Knowing these nine predatory lending practices to watch out for can help you to choose a responsible lender.
Encouragement to include false information. If a lender has changed any of your income or expense information or leaves your income blank, do not sign the loan application.
Incomplete loan documents. Never sign a loan document with missing information. Don’t work with a lender who asks you to sign a document that is not completely or accurately filled in.
“Bait and switch” sales tactics, when a lender makes promises in order to make the sale, but then backs out on the promises after the sale. To avoid this, it’s critical to carefully read and understand the agreement before you sign. Question anything in the document that is not consistent with what you were told. Don’t sign the agreement if anything in it is unclear, incomplete, or not as promised.
Equity stripping or skimming, also known as foreclosure rescue. Predatory investors or small companies target low-income home owners facing foreclosure and trick them into signing away their equity and property. For example, they might bury a document in a stack of loan papers that signs over ownership of the home to the loan company, or even forge the homeowners’ signatures.
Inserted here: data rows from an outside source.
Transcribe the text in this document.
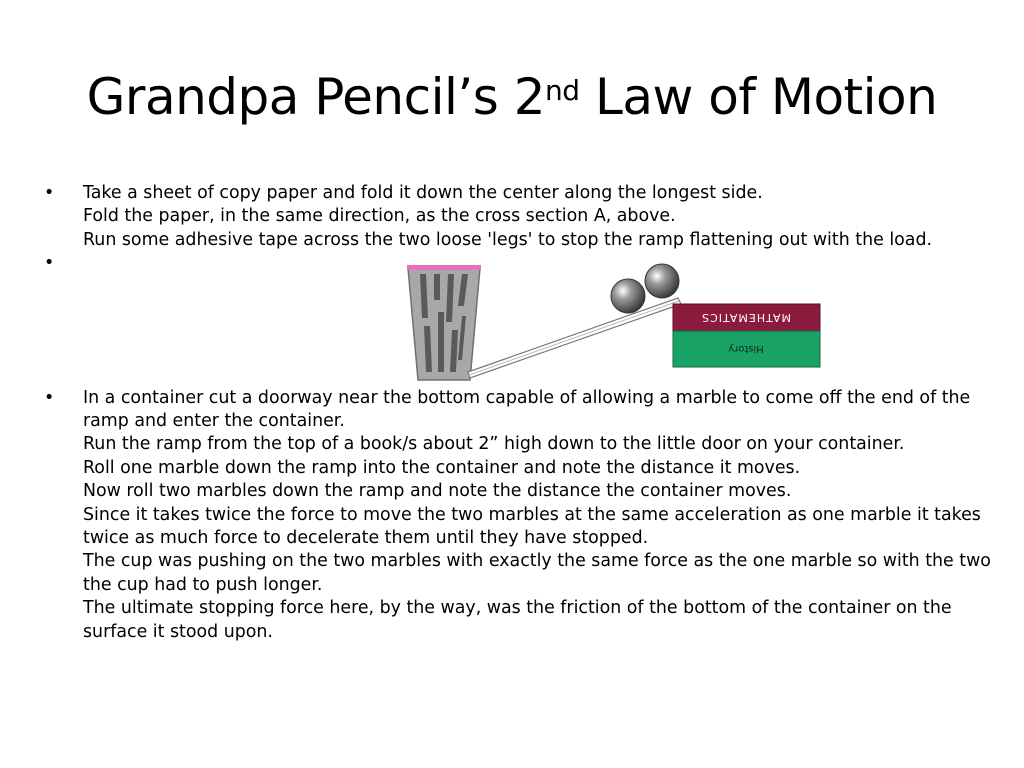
Grandpa Pencil’s 2nd Law of Motion
• Take a sheet of copy paper and fold it down the center along the longest side.
Fold the paper, in the same direction, as the cross section A, above.
Run some adhesive tape across the two loose 'legs' to stop the ramp flattening out with the load.
•
• In a container cut a doorway near the bottom capable of allowing a marble to come off the end of the ramp and enter the container.
Run the ramp from the top of a book/s about 2” high down to the little door on your container.
Roll one marble down the ramp into the container and note the distance it moves.
Now roll two marbles down the ramp and note the distance the container moves.
Since it takes twice the force to move the two marbles at the same acceleration as one marble it takes twice as much force to decelerate them until they have stopped.
The cup was pushing on the two marbles with exactly the same force as the one marble so with the two the cup had to push longer.
The ultimate stopping force here, by the way, was the friction of the bottom of the container on the surface it stood upon.
MATHEMATICS
History
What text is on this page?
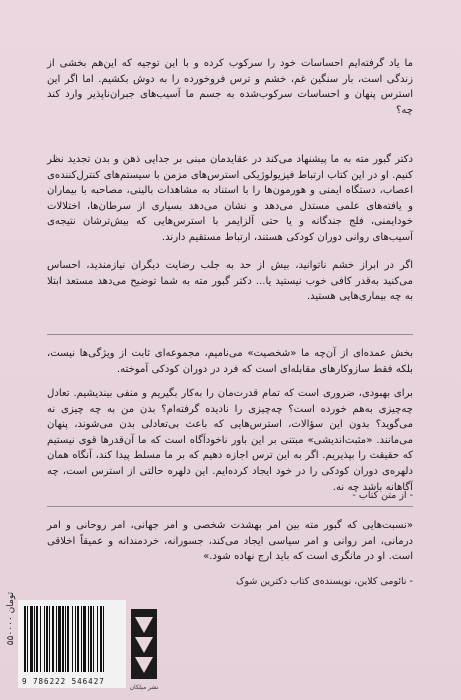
ما یاد گرفته‌ایم احساسات خود را سرکوب کرده و با این توجیه که این‌هم بخشی از زندگی است، بار سنگین غم، خشم و ترس فروخورده را به دوش بکشیم. اما اگر این استرس پنهان و احساسات سرکوب‌شده به جسم ما آسیب‌های جبران‌ناپذیر وارد کند چه؟

دکتر گبور مته به ما پیشنهاد می‌کند در عقایدمان مبنی بر جدایی ذهن و بدن تجدید نظر کنیم. او در این کتاب ارتباط فیزیولوژیکی استرس‌های مزمن با سیستم‌های کنترل‌کننده‌ی اعصاب، دستگاه ایمنی و هورمون‌ها را با استناد به مشاهدات بالینی، مصاحبه با بیماران و یافته‌های علمی مستدل می‌دهد و نشان می‌دهد بسیاری از سرطان‌ها، اختلالات خودایمنی، فلج جندگانه و یا حتی آلزایمر با استرس‌هایی که بیش‌ترشان نتیجه‌ی آسیب‌های روانی دوران کودکی هستند، ارتباط مستقیم دارند.

اگر در ابراز خشم ناتوانید، بیش از حد به جلب رضایت دیگران نیازمندید، احساس می‌کنید به‌قدر کافی خوب نیستید یا... دکتر گبور مته به شما توضیح می‌دهد مستعد ابتلا به چه بیماری‌هایی هستید.

بخش عمده‌ای از آن‌چه ما «شخصیت» می‌نامیم، مجموعه‌ای ثابت از ویژگی‌ها نیست، بلکه فقط سازوکارهای مقابله‌ای است که فرد در دوران کودکی آموخته.

برای بهبودی، ضروری است که تمام قدرت‌مان را به‌کار بگیریم و منفی بیندیشیم. تعادل چه‌چیزی به‌هم خورده است؟ چه‌چیزی را نادیده گرفته‌ام؟ بدن من به چه چیزی نه می‌گوید؟ بدون این سؤالات، استرس‌هایی که باعث بی‌تعادلی بدن می‌شوند، پنهان می‌مانند. «مثبت‌اندیشی» مبتنی بر این باور ناخودآگاه است که ما آن‌قدرها قوی نیستیم که حقیقت را بپذیریم. اگر به این ترس اجازه دهیم که بر ما مسلط پیدا کند، آنگاه همان دلهره‌ی دوران کودکی را در خود ایجاد کرده‌ایم. این دلهره حالتی از استرس است، چه آگاهانه باشد چه نه.

- از متن کتاب -

«نسبت‌هایی که گبور مته بین امر بهشدت شخصی و امر جهانی، امر روحانی و امر درمانی، امر روانی و امر سیاسی ایجاد می‌کند، جسورانه، خردمندانه و عمیقاً اخلاقی است. او در مانگری است که باید ارج نهاده شود.»

- نائومی کلاین، نویسنده‌ی کتاب دکترین شوک
۵۵۰۰۰۰ تومان
9 786222 546427
نشر میلکان
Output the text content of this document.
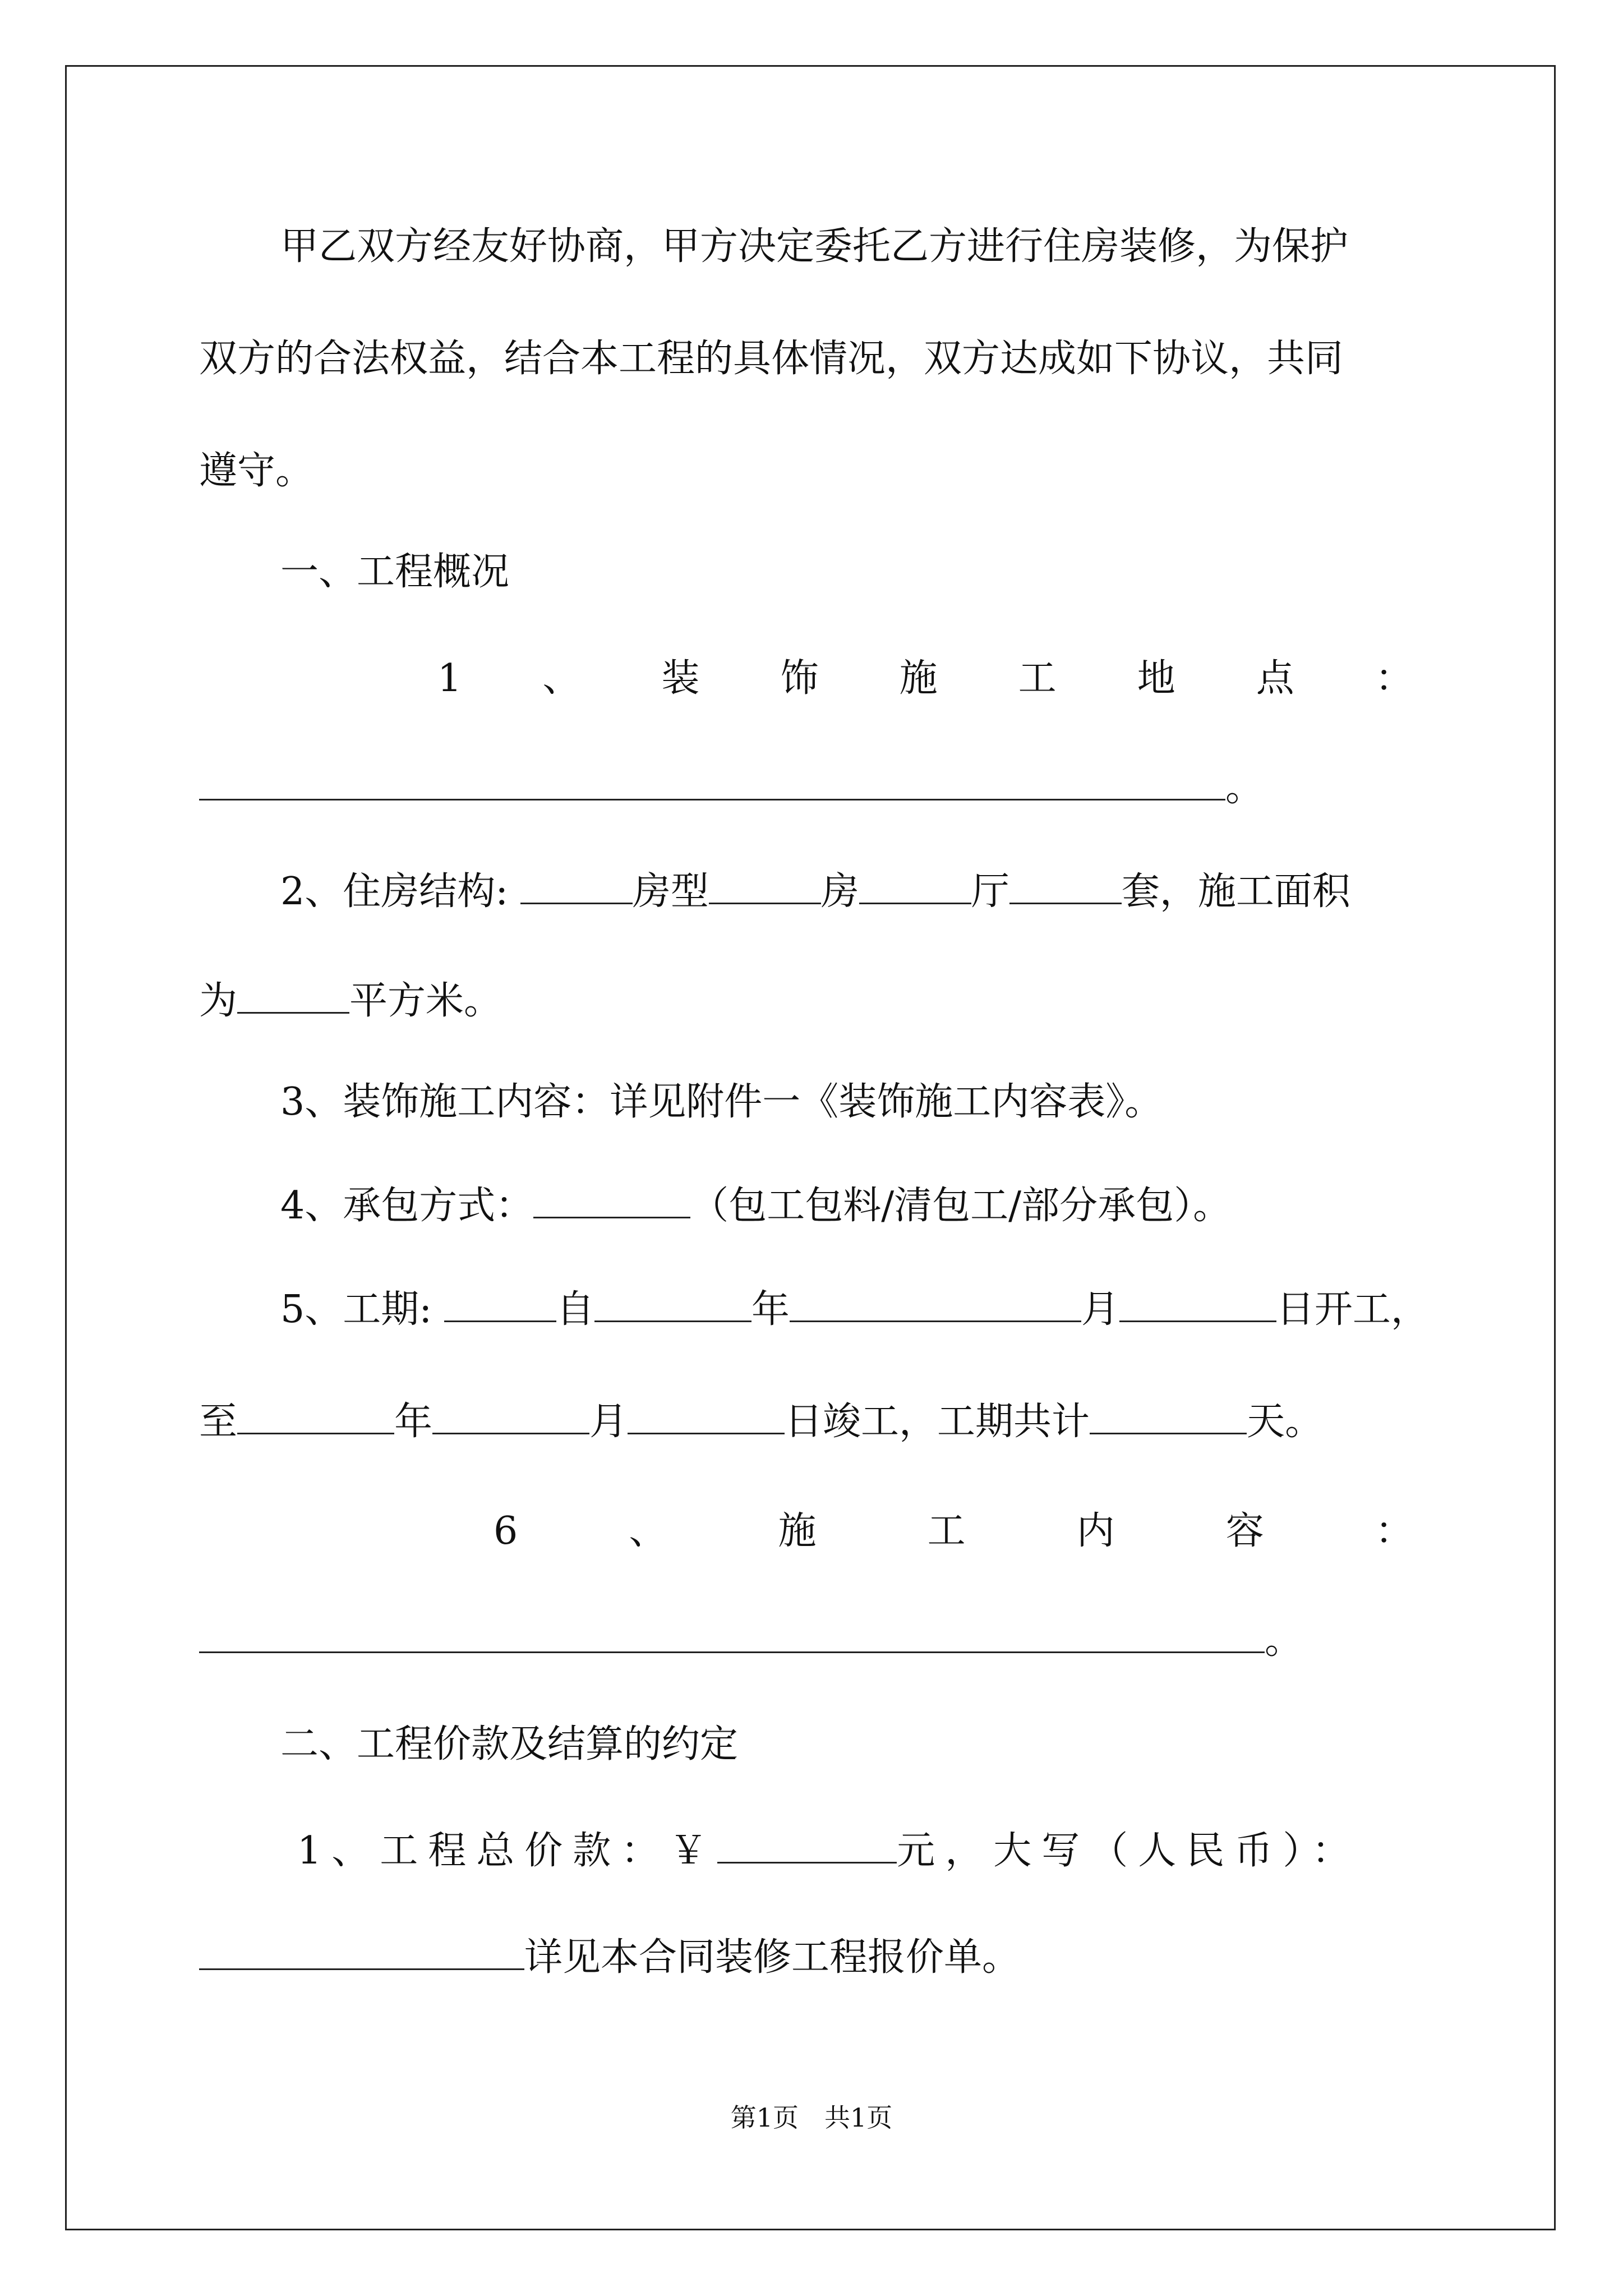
甲乙双方经友好协商，甲方决定委托乙方进行住房装修，为保护
双方的合法权益，结合本工程的具体情况，双方达成如下协议，共同
遵守。
一、工程概况
1 、 装 饰 施 工 地 点 ：
。
2、住房结构:	房型	房	厅	套，施工面积
为	平方米。
3、装饰施工内容：详见附件一《装饰施工内容表》。
4、承包方式：	（包工包料/清包工/部分承包）。
5、工期:	自	年	月	日开工，
至	年	月	日竣工，工期共计	天。
6	、	施	工	内	容	：
。
二、工程价款及结算的约定
1、工程总价款：￥	元，大写（人民币）：
详见本合同装修工程报价单。
第1页　共1页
Loan flipping. Refinancing a loan can be a responsible and useful financial strategy, but loan flipping is when a lender persuades a borrower to repeatedly refinance a loan, often within a short time frame, charging high points and fees each time. This is not in your best interest because it costs you money and postpones the loan principal from being reduced.
Some predatory lenders may charge you up to $1,000 for the “privilege” of paying your loan biweekly. Although this can decrease the total interest you pay over the life of the loan and the time it takes to pay in full, such accounts can often be set up for free or for a one-time fee of a few hundred dollars.
Required (or requested) deed signing. If you are behind on your mortgage payments, a predatory lender may offer to help find new financing and ask you to deed your property over to the lender as a temporary measure to prevent foreclosure. But then the promised loan never comes, and the lender who made you the offer owns your home.
Advertisements promising “No Credit? No Problem!” These are often warning signs of scams. Consumers responding to such ads are guided through a phony application process and may even receive fake loan approval documents. To receive the approved loan, they are told to pay money up-front for fees or services — and instead end up losing their money — and in some cases, their homes.
Promises to refinance the loan to a better rate in the future. No one can make you that promise. Instead, ask the lender if there is anything you can do to get a better rate now.
Note: Balloon payments are large, lump-sum payments due at the end of the term. Before you sign a loan agreement that requires one, make sure you fully understand and are prepared to pay it.